Mardi lors d’une conférence à la School of Business de l’Université de l’Alberta, le gouverneur a fait état de l’incertitude que fait planer sur l’économie canadienne l’arrivée de l’équipe Trump à Washington, principalement à cause du discours protectionniste de la nouvelle administration.
L’inquiétude exprimée par M. Poloz vise à maintenir le huard à un niveau plus bas, croit Viet Buu, président, CTI Capital. Compte tenu du prix de pétrole à 53 $US, le dollar canadien pourrait valoir jusqu’à 0,78 $ US, selon lui. Mais dans le contexte actuel, on préfèrerait que le dollar canadien ne soit pas trop élevé. « Nul doute que les autorités canadiennes aimeraient se présenter à la table de négociation, si tel devait être éventuellement le cas, avec un dollar pas trop élevé, car une réévaluation du dollar canadien pourrait être une des exigences des négociateurs américains », dit-il.
Hendrix Vachon, économiste principal chez Desjardins et spécialiste du marché des devises, croit de son côté que le dollar canadien est relativement bien évalué présentement, malgré que nous soyons dans une zone incertaine. Il rappelle toutefois que la Banque du Canada n’intervient pas directement sur le dollar canadien. « Le huard s’est amélioré récemment parce que les données économiques canadiennes sont bonnes », dit-il.
L’économiste de Desjardins n’est pas particulièrement inquiet quant à la renégociation de l’Aléna. Le Canada ne subit pas les foudres du président Trump, du moins pour l’instant, probablement parce que celui-ci reconnait que le déficit commercial des États-Unis avec le Canada n’est pas très important et qu’il provient principalement du pétrole. « Il serait étonnant que les américains veulent réduire leurs importations de pétrole », dit-il.
Inquiet quant aux modèles prévisionnels
Les modèles de la Banque du Canada servant à établir les prévisions économiques semblent aussi être source d’inquiétude pour le gouverneur Poloz.
On sait l’importance qu’ont prise les banques centrales dans la gestion de la crise économique de 2008-09. Mais les modèles sur lesquels repose la prise de décision sont-ils aussi efficaces qu’on le croit.

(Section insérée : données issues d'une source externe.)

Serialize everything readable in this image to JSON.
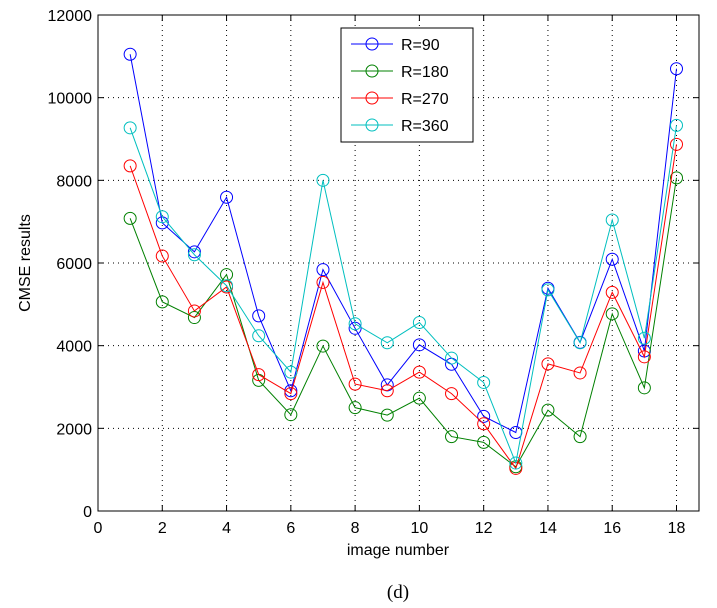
{
  "chart_data": {
    "type": "line",
    "title": "",
    "xlabel": "image number",
    "ylabel": "CMSE results",
    "caption": "(d)",
    "xlim": [
      0,
      18.7
    ],
    "ylim": [
      0,
      12000
    ],
    "xticks": [
      0,
      2,
      4,
      6,
      8,
      10,
      12,
      14,
      16,
      18
    ],
    "yticks": [
      0,
      2000,
      4000,
      6000,
      8000,
      10000,
      12000
    ],
    "grid": true,
    "legend_position": "top-center",
    "x": [
      1,
      2,
      3,
      4,
      5,
      6,
      7,
      8,
      9,
      10,
      11,
      12,
      13,
      14,
      15,
      16,
      17,
      18
    ],
    "series": [
      {
        "name": "R=90",
        "color": "#0000ff",
        "values": [
          11050,
          6970,
          6270,
          7590,
          4720,
          2910,
          5840,
          4420,
          3050,
          4020,
          3550,
          2290,
          1900,
          5390,
          4080,
          6090,
          3870,
          10700
        ]
      },
      {
        "name": "R=180",
        "color": "#008000",
        "values": [
          7080,
          5060,
          4680,
          5720,
          3160,
          2330,
          3990,
          2500,
          2320,
          2730,
          1800,
          1660,
          1070,
          2440,
          1800,
          4770,
          2980,
          8060
        ]
      },
      {
        "name": "R=270",
        "color": "#ff0000",
        "values": [
          8350,
          6170,
          4840,
          5420,
          3300,
          2840,
          5530,
          3070,
          2910,
          3360,
          2840,
          2110,
          1030,
          3560,
          3340,
          5290,
          3730,
          8870
        ]
      },
      {
        "name": "R=360",
        "color": "#00bfbf",
        "values": [
          9270,
          7120,
          6200,
          5450,
          4240,
          3360,
          8000,
          4530,
          4070,
          4560,
          3700,
          3110,
          1160,
          5350,
          4070,
          7040,
          4180,
          9330
        ]
      }
    ]
  }
}
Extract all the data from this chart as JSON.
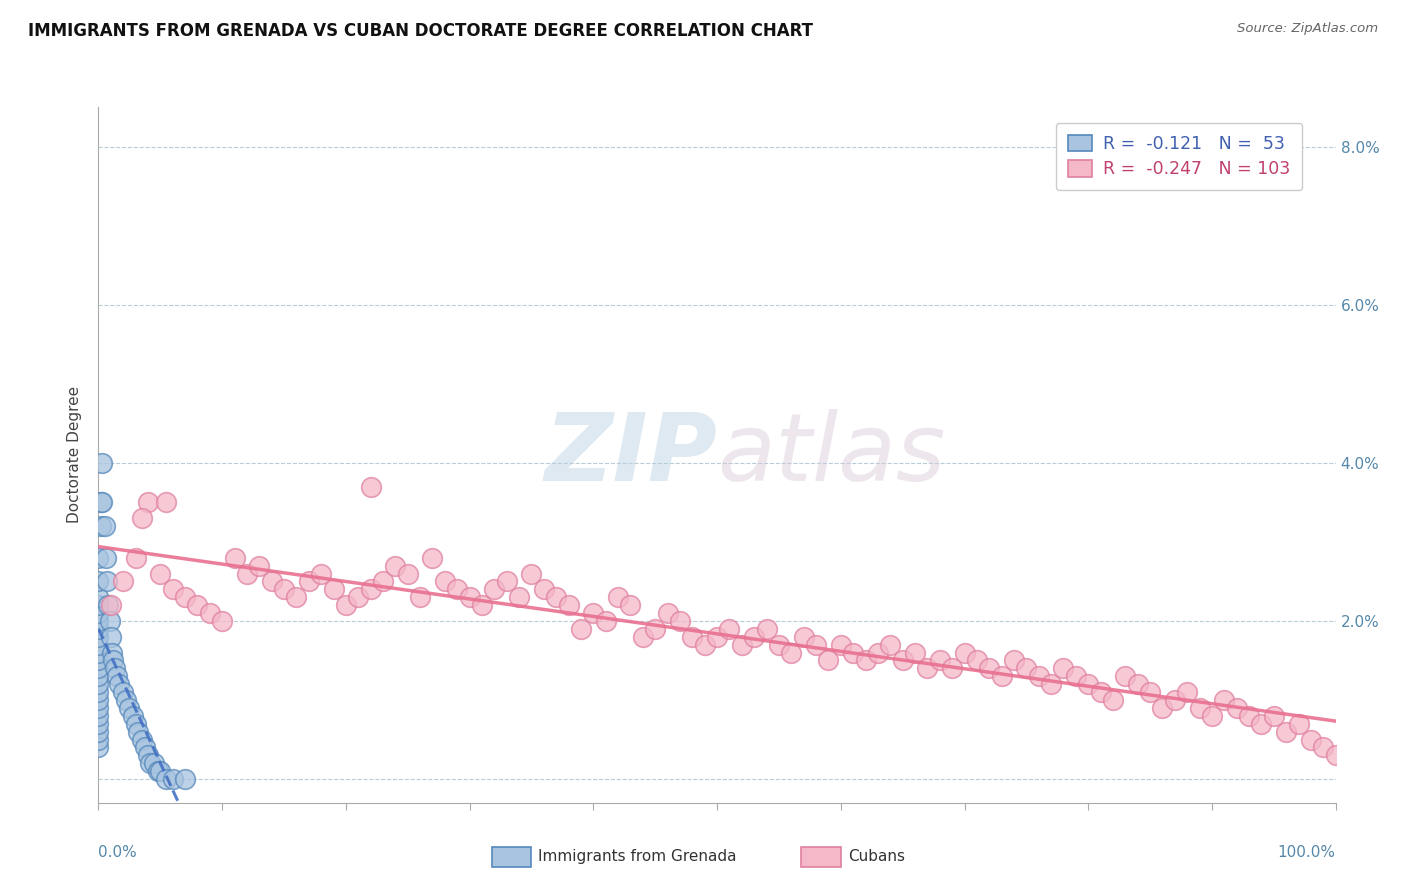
{
  "title": "IMMIGRANTS FROM GRENADA VS CUBAN DOCTORATE DEGREE CORRELATION CHART",
  "source": "Source: ZipAtlas.com",
  "ylabel": "Doctorate Degree",
  "xlim": [
    0.0,
    100.0
  ],
  "ylim": [
    -0.3,
    8.5
  ],
  "legend_r_grenada": "-0.121",
  "legend_n_grenada": "53",
  "legend_r_cubans": "-0.247",
  "legend_n_cubans": "103",
  "color_grenada_fill": "#a8c4e0",
  "color_cubans_fill": "#f4b8c8",
  "color_grenada_edge": "#5588bb",
  "color_cubans_edge": "#e080a0",
  "color_grenada_line": "#4472c4",
  "color_cubans_line": "#e87090",
  "watermark_zip": "ZIP",
  "watermark_atlas": "atlas",
  "legend_label_grenada": "Immigrants from Grenada",
  "legend_label_cubans": "Cubans",
  "grenada_x": [
    0.0,
    0.0,
    0.0,
    0.0,
    0.0,
    0.0,
    0.0,
    0.0,
    0.0,
    0.0,
    0.0,
    0.0,
    0.0,
    0.0,
    0.0,
    0.0,
    0.0,
    0.0,
    0.0,
    0.0,
    0.0,
    0.0,
    0.2,
    0.2,
    0.3,
    0.3,
    0.5,
    0.6,
    0.7,
    0.8,
    0.9,
    1.0,
    1.1,
    1.2,
    1.3,
    1.5,
    1.7,
    2.0,
    2.2,
    2.5,
    2.8,
    3.0,
    3.2,
    3.5,
    3.8,
    4.0,
    4.2,
    4.5,
    4.8,
    5.0,
    5.5,
    6.0,
    7.0
  ],
  "grenada_y": [
    0.4,
    0.5,
    0.6,
    0.7,
    0.8,
    0.9,
    1.0,
    1.1,
    1.2,
    1.3,
    1.4,
    1.5,
    1.6,
    1.7,
    1.8,
    1.9,
    2.0,
    2.1,
    2.2,
    2.3,
    2.5,
    2.8,
    3.2,
    3.5,
    3.5,
    4.0,
    3.2,
    2.8,
    2.5,
    2.2,
    2.0,
    1.8,
    1.6,
    1.5,
    1.4,
    1.3,
    1.2,
    1.1,
    1.0,
    0.9,
    0.8,
    0.7,
    0.6,
    0.5,
    0.4,
    0.3,
    0.2,
    0.2,
    0.1,
    0.1,
    0.0,
    0.0,
    0.0
  ],
  "cubans_x": [
    1.0,
    2.0,
    3.0,
    4.0,
    5.0,
    6.0,
    7.0,
    8.0,
    9.0,
    10.0,
    11.0,
    12.0,
    13.0,
    14.0,
    15.0,
    16.0,
    17.0,
    18.0,
    19.0,
    20.0,
    21.0,
    22.0,
    23.0,
    24.0,
    25.0,
    26.0,
    27.0,
    28.0,
    29.0,
    30.0,
    31.0,
    32.0,
    33.0,
    34.0,
    35.0,
    36.0,
    37.0,
    38.0,
    39.0,
    40.0,
    41.0,
    42.0,
    43.0,
    44.0,
    45.0,
    46.0,
    47.0,
    48.0,
    49.0,
    50.0,
    51.0,
    52.0,
    53.0,
    54.0,
    55.0,
    56.0,
    57.0,
    58.0,
    59.0,
    60.0,
    61.0,
    62.0,
    63.0,
    64.0,
    65.0,
    66.0,
    67.0,
    68.0,
    69.0,
    70.0,
    71.0,
    72.0,
    73.0,
    74.0,
    75.0,
    76.0,
    77.0,
    78.0,
    79.0,
    80.0,
    81.0,
    82.0,
    83.0,
    84.0,
    85.0,
    86.0,
    87.0,
    88.0,
    89.0,
    90.0,
    91.0,
    92.0,
    93.0,
    94.0,
    95.0,
    96.0,
    97.0,
    98.0,
    99.0,
    100.0,
    3.5,
    5.5,
    22.0
  ],
  "cubans_y": [
    2.2,
    2.5,
    2.8,
    3.5,
    2.6,
    2.4,
    2.3,
    2.2,
    2.1,
    2.0,
    2.8,
    2.6,
    2.7,
    2.5,
    2.4,
    2.3,
    2.5,
    2.6,
    2.4,
    2.2,
    2.3,
    2.4,
    2.5,
    2.7,
    2.6,
    2.3,
    2.8,
    2.5,
    2.4,
    2.3,
    2.2,
    2.4,
    2.5,
    2.3,
    2.6,
    2.4,
    2.3,
    2.2,
    1.9,
    2.1,
    2.0,
    2.3,
    2.2,
    1.8,
    1.9,
    2.1,
    2.0,
    1.8,
    1.7,
    1.8,
    1.9,
    1.7,
    1.8,
    1.9,
    1.7,
    1.6,
    1.8,
    1.7,
    1.5,
    1.7,
    1.6,
    1.5,
    1.6,
    1.7,
    1.5,
    1.6,
    1.4,
    1.5,
    1.4,
    1.6,
    1.5,
    1.4,
    1.3,
    1.5,
    1.4,
    1.3,
    1.2,
    1.4,
    1.3,
    1.2,
    1.1,
    1.0,
    1.3,
    1.2,
    1.1,
    0.9,
    1.0,
    1.1,
    0.9,
    0.8,
    1.0,
    0.9,
    0.8,
    0.7,
    0.8,
    0.6,
    0.7,
    0.5,
    0.4,
    0.3,
    3.3,
    3.5,
    3.7
  ]
}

Le gouverneur Poloz a émis des inquiétudes à ce sujet lors de sa conférence en Alberta. Il a laissé entendre que les modèles servant à formuler les prévisions économiques de l’institution n’ont pas fonctionné efficacement depuis la crise. Les prévisions quant à l’inflation et à d’autres indicateurs ont souvent raté la cible, admet-il.
Et il ajoute que la banque centrale mettra toutes ses ressources à contribution afin d’améliorer les outils au cours des prochaines années.
En période de grande incertitude, la prise de décision est loin d’être une science exacte, et elle doit faire appel au jugement, explique le gouverneur. Cela devient autant de l’art que de la science.
Il ne faut pas trop se surprendre de ces propos du gouverneur quant à la fiabilité des modèles, explique Ismaël Chiadmi, économiste et directeur de l’analyse quantitative chez Montrusco Bolton. L’environnement a changé, et certaines variables doivent être modifiées. « L’art, c’est de trouver maintenant les bonnes variables », dit-il.
La Banque du Canada utilise des méga-modèles, explique François Dupuis, économiste en chef chez Desjardins. Et nous vivons une époque où il y a de nombreuses cassures entre les liens économiques. « Lorsque les chocs sont trop grands, les modèles ne les captent pas », dit-il.
Il cite par exemple les taux d’intérêt très bas. Des taux d’intérêt à 0,5 % sont généralement associés à des périodes de récession. Si ce n’est pas le cas, les relations entre les différentes variables du modèle peuvent ne pas fonctionner aussi bien, selon lui.
Cela ne veut pas dire qu’il ne faut pas utiliser ces outils. « Les modèles fournissent une aide précieuse, mais le jugement de l’utilisateur est aussi très important », dit-il.